Fear brings torment. Torment means extreme physical and
mental pain. I don’t like the pain fear brings. Fear paralyzes to be paralyzed
is to lose the ability to move. Fear causes stomach upsets. Fear makes a person
indecisive. You lose opportunities when you fear. Fear is a spirit. It is
invisible but it’s real. You don’t see it; you only see its effects and its
results.
I have had issues with fear. And the reason for my fears where
only imaginations but it felt so real, sometimes the cause of fear is utterly
ridiculous. I have been afraid that God was angry with me, I have been afraid
of rejection, I have been afraid of people’s reaction to my success. How can
you expect something undesirable to come out of being successful? I have been
afraid of people not liking me. Fear can be irrational.

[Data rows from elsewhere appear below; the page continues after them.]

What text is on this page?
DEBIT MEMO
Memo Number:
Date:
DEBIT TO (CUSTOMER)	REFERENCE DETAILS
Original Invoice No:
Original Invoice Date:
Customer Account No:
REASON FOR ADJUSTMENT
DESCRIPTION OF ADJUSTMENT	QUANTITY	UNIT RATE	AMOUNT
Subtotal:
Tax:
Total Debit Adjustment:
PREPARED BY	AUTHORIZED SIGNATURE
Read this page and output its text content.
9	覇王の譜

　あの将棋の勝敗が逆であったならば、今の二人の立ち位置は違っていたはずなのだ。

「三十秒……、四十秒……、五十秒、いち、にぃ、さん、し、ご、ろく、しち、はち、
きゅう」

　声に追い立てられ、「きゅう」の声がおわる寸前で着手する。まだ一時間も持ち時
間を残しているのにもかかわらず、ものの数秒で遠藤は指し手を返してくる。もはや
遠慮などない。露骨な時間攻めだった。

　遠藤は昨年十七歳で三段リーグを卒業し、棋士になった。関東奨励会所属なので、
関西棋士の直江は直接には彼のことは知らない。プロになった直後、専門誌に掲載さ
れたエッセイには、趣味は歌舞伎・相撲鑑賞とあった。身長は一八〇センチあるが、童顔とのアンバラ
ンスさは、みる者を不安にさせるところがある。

God is so gracious, he knows us and knows our fears, he has made
provisions to help us overcome. I read a scripture today and it gave me courage.
Psalm 91.5 you shall not be afraid… I shall
not be afraid because I go to God for refuge.
Perfect love cast a way fear because there is no fear in
love. How does this work?
I don’t know how this works yet but I am going to find out. But
one thing I am certain about is that God has not given me the spirit of fear
but he has given me the spirit of power, the spirit of love and a sound mind. 2nd
Tim1:7. So whenever fear attacks I know what to do, I show it the door because
there is no space in my life for it. So my next research is to find out how
perfect love casts out fear. I hope I’ll be able to find answers by tomorrow.
God has been very gracious to me today. Tomorrow would have
been tough navigating my family to and from church without the car but God has
made a way. One thing I kept saying over and over was tomorrows going to be
great and it is.
I am grateful to God for giving my husband a safe trip. I am
also thankful because my children were alright. All is well. God is good. Ciao people.